6. J.M.W Turner (1775-1851)
Désastre en mer, vers 1835
Huile sur toile - 171 x 220 cm
Londres, Tate Britain
Photo : Service de presse

7. Joseph Wright of Derby (1734-1797)
Le Vésuve en éruption, avec vue sur les îles
de la baie de Naples, vers 1776-80
Huile sur toile - 122 x 176,4 cm
Londres, Tate Britain
Photo : Service de presse
Si tout n’est pas noir au sens chromatique dans le sublime tel que nous le montre la Tate, cependant la succession d’avalanches(Avalanche dans les Alpes)7, de naufrages (ill. 6), d’incendies (La bataille du Nil), d’éruptions volcaniques (ill. 7), de batailles (La bataille de Camperdown) et de leurs suites (Zonnebeke)8 recrée très bien la tentative effectuée par Burke pour cerner les éléments du sublime en y rattachant tout ce qui évoque la catastrophe au sens étymologique de bouleversement absolu de l’existant. S’y ajoutent les allusions plus ou moins voilées ou explicites aux « idées noires », qu’il s’agisse de l’imminence (Pêcheurs en mer) ou de la réminiscence (Le passage du nord-ouest) d’un danger, de la conscience de la mortalité humaine (La vallée du repos). Le commentaire mural indique que Ruskin considérait cette œuvre comme « répugnante et ignoble » (‘repulsive and ignoble’), de l’attente résignée de la mort (Le dernier voyage d’Henry Hudson de Collier) ou tout simplement de l’instant lui-même de la mort, apothéose au sens d’« épanouissement sublime » que lui donnent les dictionnaires (ill. 8).
Heureusement, pourrait-on dire, quelques tableaux conservent une part de mystère quant à la volonté de « sublime » qui les a inspirés. On pense là au premier chef à l’interprétation aux couleurs « criardes » de la Fuite hors d’Égypte de Richard Dadd, alors de son propre aveu en pleine phase de glissement vers la démence, mais surtout à l’énigmatique personnage androgyne de G.F. Watts, The All-Pervading9, qui ouvre la porte à tous les phantasmes sur son identité.
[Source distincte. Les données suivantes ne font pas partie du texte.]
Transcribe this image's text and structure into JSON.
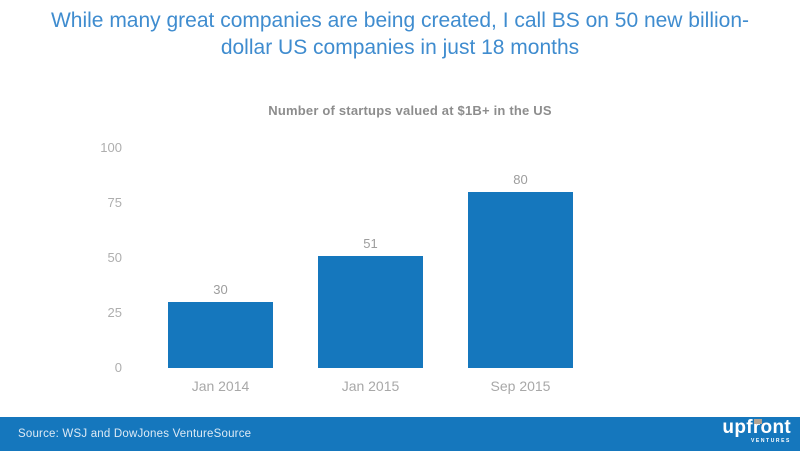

8. Dante Gabriel Rossetti (1828-1882)
Beata Beatrix, vers 1864-70
Huile sur toile - 86,4 x 66 cm
Londres, Tate Britain
Photo : Service de presse
Si l’exposition a un mérite, y compris pour ceux qui n’apprécient guère cette peinture « britannique » du XIXe siècle, c’est celui de poser le problème de l’évolution du goût. La British Library compte parmi ses trésors (montrés dans une exposition permanente) une spectaculaire gravure de Thomas Smith of Darby datée de 1743 – une dizaine d’années, donc, avant la parution de la Recherche philosophique de Burke : A Prospect in Dove-Dale 3 Miles North of Ashbourn. Le cartouche de la bibliothèque nous indique qu’il s’agit là d’une « vue romantique de paysages auparavant considérés comme sans intérêt ». Ne pourrions-nous pas transposer cette indication en avançant que cet accrochage synoptique dont le seul point commun annoncé est l’appartenance au sublime présupposé par les organisateurs pourrait faire sortir de l’oubli quelques-uns de ces tableaux « auparavant considérés comme sans intérêt »10 ?
Informations pratiques : Londres, Tate Britain. Millbank. London SW1P 4RG. Tél : +44 (0)20 7887 8888. Ouvert tous les jours (sauf 24-25-26 décembre) de 10 h à 18 h. Entrée libre.
L’exposition n’a hélas pas de catalogue.